Retinoic acid receptor transcripts (RARalpha and RARgamma) are decreased in benign mouse epidermal
tumors relative to normal skin and are almost absent in
carcinomas. In this report, the expression of RARalpha and RARgamma
proteins was analyzed by immunoblotting in benign skin
tumors induced by two different promotion protocols designed to yield
tumors at low or high risk for malignant conversion. RARalpha was slightly reduced in
papillomas promoted with 12-O-tetradecanoylphorbol-13-acetate (low risk) and markedly decreased or absent in
papillomas promoted by
mezerein (high risk). However,
mezerein also caused substantial reduction of RARalpha in nontumorous skin. RARgamma was not detected in
tumors from either protocol and was greatly reduced in skin treated by either promoter. Both RARalpha and RARgamma
proteins were decreased in keratinocytes overexpressing an oncogenic v-ras(Ha) gene, and RARalpha was underexpressed in a benign keratinocyte cell line carrying a mutated c-ras(Ha) gene. Introduction of a recombinant RARalpha expression vector into benign keratinocyte
tumor cells reduced the S-phase population and inhibited [3H]
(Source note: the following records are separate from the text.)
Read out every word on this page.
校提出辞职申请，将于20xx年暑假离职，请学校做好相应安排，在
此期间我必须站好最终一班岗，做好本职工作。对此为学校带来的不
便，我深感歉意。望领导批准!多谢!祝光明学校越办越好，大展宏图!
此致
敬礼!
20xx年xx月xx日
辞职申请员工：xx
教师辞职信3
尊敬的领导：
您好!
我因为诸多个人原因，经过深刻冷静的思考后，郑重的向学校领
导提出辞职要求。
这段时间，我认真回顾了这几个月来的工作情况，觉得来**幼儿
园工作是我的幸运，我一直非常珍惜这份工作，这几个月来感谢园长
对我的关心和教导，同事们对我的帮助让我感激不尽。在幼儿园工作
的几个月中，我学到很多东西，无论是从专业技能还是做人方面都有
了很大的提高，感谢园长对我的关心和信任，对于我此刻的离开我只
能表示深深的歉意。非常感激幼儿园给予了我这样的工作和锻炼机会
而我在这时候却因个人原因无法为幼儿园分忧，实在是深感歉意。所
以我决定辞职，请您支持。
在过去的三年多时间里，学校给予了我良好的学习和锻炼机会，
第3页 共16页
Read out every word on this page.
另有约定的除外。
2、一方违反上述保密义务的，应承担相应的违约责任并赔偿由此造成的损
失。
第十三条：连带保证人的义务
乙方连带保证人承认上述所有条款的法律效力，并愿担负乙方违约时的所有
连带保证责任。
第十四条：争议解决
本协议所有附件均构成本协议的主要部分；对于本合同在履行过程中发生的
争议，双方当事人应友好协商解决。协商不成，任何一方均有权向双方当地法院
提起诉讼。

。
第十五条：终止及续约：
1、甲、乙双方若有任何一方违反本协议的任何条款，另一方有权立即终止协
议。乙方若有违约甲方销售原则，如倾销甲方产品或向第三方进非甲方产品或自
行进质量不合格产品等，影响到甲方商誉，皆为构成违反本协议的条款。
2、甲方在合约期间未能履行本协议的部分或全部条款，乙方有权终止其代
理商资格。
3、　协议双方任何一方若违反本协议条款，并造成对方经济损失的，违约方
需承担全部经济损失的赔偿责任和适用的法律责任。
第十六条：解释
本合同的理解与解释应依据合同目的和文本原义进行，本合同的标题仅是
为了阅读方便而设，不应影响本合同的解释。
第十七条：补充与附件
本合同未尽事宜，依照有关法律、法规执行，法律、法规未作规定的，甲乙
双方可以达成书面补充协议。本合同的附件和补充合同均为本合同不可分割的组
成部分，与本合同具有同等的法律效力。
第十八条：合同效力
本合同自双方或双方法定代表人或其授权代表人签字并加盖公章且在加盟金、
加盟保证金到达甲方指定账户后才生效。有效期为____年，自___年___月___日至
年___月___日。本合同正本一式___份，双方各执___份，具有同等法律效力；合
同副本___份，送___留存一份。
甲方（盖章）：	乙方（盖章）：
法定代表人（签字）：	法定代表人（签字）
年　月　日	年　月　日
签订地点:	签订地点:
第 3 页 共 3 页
thymidine incorporation in response to
retinoic acid. Furthermore, transactivation of B-RARE-tk-LUC by
retinoic acid was markedly decreased in keratinocytes transduced with the v-ras(Ha) oncogene (v-ras(Ha)-keratinocytes). Blocking
protein kinase C function in v-ras(Ha)-keratinocytes with
bryostatin restored RARalpha
protein to near normal levels, reflecting the involvement of
protein kinase C in RARalpha regulation. Both RARalpha and RARgamma are down-regulated in cultured keratinocytes by 12-O-tetradecanoylphorbol-13-acetate, further implicating PKC in the regulation of
retinoid receptors. Our data suggest that modulation of RARs could contribute to the neoplastic phenotype in mouse skin
carcinogenesis and may be involved in the differential promoting activity of
mezerein and 12-O-tetradecanoylphorbol-13-acetate, particularly for selecting
tumors at high risk for malignant conversion.